The study of bacteria only really began in the 1880s. For the medieval plague there were only the accounts of the time to go on, and no continuity of knowledge as the disease died out and reappeared in the 1800s in China.

It was by no means certain the same species was responsible for the three waves of plague.

Skull of a Black Death victim from the East Smithfield cemetery in London. Museum of London

Getting a genome – the DNA sequence of an entire organism – from the 660-year-old remnants of medieval plague is a great technical achievement as very little genetic material remains.

In this case, the DNA had been broken over the years into short fragments with an average length of 50 base pairs (the “spokes” that link the two strands of the DNA helix) in length. By contrast, the largest human chromosome is about 220 million base pairs long.

Nonetheless, Bos and her colleagues succeeded in extracting and purifying Yersinia DNA from the teeth by fishing out sequences that would hybridise (based on sequence similarity) to DNA from modern Y. pestis.

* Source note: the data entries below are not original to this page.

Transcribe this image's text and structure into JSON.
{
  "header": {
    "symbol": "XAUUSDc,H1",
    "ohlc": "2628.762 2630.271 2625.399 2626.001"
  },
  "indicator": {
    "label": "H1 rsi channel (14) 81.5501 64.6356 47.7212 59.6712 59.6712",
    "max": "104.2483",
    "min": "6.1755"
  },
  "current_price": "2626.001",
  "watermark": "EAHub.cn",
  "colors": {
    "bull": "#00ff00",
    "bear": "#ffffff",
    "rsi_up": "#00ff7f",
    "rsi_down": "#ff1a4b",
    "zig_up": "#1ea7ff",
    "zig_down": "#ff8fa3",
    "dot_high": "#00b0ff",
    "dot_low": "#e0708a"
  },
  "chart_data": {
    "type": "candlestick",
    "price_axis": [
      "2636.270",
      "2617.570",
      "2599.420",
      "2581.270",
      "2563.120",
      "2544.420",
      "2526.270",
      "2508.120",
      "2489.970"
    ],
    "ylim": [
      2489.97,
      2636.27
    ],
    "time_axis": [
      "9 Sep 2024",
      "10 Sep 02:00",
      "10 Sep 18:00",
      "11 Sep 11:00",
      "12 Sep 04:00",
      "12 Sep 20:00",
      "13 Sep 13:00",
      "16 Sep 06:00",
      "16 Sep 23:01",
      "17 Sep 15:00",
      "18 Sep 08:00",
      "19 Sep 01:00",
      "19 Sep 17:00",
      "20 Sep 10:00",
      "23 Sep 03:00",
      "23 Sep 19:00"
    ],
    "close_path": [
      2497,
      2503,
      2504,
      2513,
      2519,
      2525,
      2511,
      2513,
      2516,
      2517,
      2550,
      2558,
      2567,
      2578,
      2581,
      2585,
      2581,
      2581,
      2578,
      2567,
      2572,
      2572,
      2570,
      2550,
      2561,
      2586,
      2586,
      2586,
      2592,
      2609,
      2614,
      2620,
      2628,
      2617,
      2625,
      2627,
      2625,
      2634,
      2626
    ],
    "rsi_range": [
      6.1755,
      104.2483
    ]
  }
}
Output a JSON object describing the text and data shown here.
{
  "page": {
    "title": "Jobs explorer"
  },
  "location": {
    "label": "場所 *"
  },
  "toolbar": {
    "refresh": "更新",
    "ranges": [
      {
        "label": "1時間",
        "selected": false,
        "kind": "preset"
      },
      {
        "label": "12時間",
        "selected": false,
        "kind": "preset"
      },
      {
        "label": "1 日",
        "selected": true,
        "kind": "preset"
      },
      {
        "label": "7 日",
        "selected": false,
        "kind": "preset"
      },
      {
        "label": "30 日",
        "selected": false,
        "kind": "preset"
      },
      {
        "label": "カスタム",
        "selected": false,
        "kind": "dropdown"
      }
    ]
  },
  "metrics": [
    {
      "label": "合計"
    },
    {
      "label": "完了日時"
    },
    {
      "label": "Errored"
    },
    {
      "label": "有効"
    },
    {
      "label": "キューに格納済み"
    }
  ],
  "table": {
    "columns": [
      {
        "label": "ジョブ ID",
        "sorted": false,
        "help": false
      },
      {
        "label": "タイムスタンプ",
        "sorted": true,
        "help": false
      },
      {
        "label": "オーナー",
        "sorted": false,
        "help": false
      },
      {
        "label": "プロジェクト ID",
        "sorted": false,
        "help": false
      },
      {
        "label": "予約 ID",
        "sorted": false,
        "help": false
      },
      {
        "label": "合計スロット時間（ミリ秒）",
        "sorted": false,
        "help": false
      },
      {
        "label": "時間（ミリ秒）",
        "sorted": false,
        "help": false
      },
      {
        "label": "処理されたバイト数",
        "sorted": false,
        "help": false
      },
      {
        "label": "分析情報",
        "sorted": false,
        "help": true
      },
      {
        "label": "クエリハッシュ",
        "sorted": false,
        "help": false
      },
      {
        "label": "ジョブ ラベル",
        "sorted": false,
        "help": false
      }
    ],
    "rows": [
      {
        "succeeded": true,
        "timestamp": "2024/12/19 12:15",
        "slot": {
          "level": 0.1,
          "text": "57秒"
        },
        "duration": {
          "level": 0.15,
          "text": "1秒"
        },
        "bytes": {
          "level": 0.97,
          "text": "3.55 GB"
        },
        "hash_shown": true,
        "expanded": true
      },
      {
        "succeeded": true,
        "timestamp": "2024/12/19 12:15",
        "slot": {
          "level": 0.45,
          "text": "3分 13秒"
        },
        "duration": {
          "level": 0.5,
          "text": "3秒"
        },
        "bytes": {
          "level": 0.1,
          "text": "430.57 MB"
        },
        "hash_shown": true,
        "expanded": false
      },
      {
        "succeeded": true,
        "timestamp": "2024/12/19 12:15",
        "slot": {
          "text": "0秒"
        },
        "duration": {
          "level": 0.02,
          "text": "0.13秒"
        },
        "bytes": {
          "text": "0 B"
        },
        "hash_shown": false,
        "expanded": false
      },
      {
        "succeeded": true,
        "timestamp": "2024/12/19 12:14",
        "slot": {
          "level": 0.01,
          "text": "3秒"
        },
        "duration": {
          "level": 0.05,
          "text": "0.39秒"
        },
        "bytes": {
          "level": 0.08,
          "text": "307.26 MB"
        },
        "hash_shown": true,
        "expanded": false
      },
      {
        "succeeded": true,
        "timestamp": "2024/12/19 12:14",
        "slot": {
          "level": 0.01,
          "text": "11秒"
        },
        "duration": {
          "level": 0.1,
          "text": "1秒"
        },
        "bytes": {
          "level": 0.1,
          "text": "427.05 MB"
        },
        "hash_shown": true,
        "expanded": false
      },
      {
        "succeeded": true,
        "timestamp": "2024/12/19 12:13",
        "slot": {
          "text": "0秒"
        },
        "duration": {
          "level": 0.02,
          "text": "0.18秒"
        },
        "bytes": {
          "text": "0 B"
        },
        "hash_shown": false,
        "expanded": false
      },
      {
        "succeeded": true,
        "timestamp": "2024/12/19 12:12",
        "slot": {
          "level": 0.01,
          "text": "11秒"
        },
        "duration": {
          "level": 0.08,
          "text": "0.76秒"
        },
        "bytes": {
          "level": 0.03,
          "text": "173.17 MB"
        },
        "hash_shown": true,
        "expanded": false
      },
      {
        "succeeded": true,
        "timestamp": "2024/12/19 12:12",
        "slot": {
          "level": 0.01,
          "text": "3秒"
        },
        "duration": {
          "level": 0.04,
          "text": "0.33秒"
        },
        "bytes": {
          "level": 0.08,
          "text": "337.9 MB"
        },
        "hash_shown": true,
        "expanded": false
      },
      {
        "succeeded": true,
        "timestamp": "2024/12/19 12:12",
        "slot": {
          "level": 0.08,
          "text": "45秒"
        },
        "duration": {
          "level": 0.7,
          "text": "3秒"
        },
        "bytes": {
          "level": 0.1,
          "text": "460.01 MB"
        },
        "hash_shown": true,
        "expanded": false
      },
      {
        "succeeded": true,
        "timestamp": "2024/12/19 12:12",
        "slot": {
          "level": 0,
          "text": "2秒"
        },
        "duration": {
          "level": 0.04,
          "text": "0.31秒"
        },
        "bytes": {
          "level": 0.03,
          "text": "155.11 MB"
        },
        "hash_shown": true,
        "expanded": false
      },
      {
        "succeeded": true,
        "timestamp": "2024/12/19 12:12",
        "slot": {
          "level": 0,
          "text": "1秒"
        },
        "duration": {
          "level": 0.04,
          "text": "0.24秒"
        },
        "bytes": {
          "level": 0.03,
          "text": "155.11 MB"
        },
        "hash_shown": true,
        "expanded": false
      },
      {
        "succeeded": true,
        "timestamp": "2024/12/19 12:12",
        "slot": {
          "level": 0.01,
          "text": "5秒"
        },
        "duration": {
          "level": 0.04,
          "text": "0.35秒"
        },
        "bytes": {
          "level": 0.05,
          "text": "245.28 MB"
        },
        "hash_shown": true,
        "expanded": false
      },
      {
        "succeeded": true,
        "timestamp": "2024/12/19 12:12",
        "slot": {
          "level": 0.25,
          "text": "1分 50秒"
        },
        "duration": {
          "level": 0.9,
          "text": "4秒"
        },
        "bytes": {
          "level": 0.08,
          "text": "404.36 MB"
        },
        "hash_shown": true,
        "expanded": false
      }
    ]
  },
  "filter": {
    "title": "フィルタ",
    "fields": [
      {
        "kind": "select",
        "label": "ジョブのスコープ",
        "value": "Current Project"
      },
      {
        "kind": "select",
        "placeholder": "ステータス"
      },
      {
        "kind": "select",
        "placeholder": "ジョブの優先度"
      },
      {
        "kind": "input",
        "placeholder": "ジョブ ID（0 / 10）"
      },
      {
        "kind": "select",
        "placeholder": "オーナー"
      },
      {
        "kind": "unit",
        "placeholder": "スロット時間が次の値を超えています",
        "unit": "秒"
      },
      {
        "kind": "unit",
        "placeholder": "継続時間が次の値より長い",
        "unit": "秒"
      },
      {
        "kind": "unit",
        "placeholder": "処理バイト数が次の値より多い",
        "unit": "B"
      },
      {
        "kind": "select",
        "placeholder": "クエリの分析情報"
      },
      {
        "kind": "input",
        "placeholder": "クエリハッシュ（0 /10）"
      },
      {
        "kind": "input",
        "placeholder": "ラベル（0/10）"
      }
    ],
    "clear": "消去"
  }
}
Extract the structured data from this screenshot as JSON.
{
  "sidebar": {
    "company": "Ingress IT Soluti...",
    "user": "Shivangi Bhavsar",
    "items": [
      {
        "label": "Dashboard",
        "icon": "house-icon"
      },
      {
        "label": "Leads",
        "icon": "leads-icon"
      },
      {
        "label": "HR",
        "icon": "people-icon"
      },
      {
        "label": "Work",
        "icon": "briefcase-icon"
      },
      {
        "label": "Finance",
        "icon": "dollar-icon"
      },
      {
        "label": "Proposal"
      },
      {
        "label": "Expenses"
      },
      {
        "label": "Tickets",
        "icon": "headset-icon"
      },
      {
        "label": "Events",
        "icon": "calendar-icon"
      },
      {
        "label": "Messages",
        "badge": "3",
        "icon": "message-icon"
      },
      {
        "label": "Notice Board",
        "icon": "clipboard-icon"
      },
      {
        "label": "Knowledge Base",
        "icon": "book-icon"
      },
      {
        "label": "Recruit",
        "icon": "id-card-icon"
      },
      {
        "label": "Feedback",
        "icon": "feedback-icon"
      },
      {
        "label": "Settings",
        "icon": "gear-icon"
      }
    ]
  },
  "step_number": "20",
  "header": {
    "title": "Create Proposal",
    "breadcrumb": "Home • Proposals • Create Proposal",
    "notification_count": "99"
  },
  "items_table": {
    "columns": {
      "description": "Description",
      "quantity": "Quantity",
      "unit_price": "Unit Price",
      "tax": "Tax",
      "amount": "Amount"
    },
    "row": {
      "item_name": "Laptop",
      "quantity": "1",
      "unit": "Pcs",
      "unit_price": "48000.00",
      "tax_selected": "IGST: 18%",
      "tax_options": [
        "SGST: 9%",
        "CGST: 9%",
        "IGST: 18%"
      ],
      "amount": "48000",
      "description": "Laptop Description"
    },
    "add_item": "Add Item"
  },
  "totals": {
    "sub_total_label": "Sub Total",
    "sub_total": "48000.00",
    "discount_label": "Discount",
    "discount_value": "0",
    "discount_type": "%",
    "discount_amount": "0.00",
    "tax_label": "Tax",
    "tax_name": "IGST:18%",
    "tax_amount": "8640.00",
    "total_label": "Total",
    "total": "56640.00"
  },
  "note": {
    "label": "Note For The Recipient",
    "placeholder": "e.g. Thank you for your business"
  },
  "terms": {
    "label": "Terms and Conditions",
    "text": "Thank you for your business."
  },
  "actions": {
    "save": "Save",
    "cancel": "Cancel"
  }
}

Four teeth from one individual were used, as these had the best yield of DNA.

A winning sequence

The sequence obtained is very interesting. First, it is very clearly derived from the species Y. pestis that causes much smaller outbreaks today. That ends any dispute about the medieval plague being due to Y. pestis.

But it tells us a lot more than this. The sequence is of good quality, so differences between medieval and modern can be observed.

The sequence totalled 4,367,867 base pairs in 2,221 contigs (a contig being a set of fragments that overlaps and can be joined into one sequence). In other words, there are 2,221 gaps in the genome sequence.

Modern genomes of Y. pestis have between 4.6 and 4.8 million base pairs, so about a tenth is missing. Some of the sequence is in short bits, so not much use for analysis. Nevertheless, this is still a remarkable outcome.

A strain game

The first thing we learn from comparing the medieval and modern plagues is that the older strain was very close to a direct ancestor of the modern plague organism.

Yersinia pestis. AJC1.

This can be deduced because Y. pestis has a very close relative in Yersinia pseudotuberculosis, which causes disease in animals. It has been known for some time that Y. pestis is a relatively recent variant of Y. pseudotuberculosis, a species that causes a quite different and milder disease.

The sequences of the two species are very similar and, while Y. pseudotuberculosis is like most other species, including ourselves, in having quite significant sequence variation between individuals, Y. pestis has an extremely low level of variation.

And the Y. pestis sequence sits within the range of variation in Y. pseudotuberculosis. So clearly Y. pestis arose from within Y. pseudotuberculosis.

The differences between Y. psudotuberculosis and Y. pestis are known from genome sequences, giving a list of changes that must have occured in the evolution of Y.pestis.

This new medieval sequence sits only two mutations away from the direct line between Y. pseudotuberculosis to Y. pestis. All but two of the base changes seen in a comparison of the medieval London sequence and Y. pseudotuberculosis sequence are also found in modern Y. pestis.

It’s very rare to find a sequence that sits close to a lineage in this way.

Cause and effect

Personally, I’d have predicted there would be a number of mutations in a medieval London sequence that were not in the modern genomes, and that would tell us they had a common ancestor some years before 1348/1350.

As the authors point out, this impies the medieval plague was the main historical event that introduced human populations to the ancestor of all known pathogenic strains of Y. pestis.

It’s also interesting that there were just 97 mutations over the 660 yeasrs between this medieval London isolate and modern Y. pestis. That’s only one mutation every six years, giving us the first direct measure of how fast genome sequences change over the long term.

The fact an isolate from the first years of the Black Death represents the ancestor of modern plague suggests the Black Death of 1347–1351 was responsible for the introduction and widespread dissemination of the ancestor to all currently circulating Y. pestis strains pathogenic to humans.

In that sense, the Black Death isn’t ancient history: it has never gone away.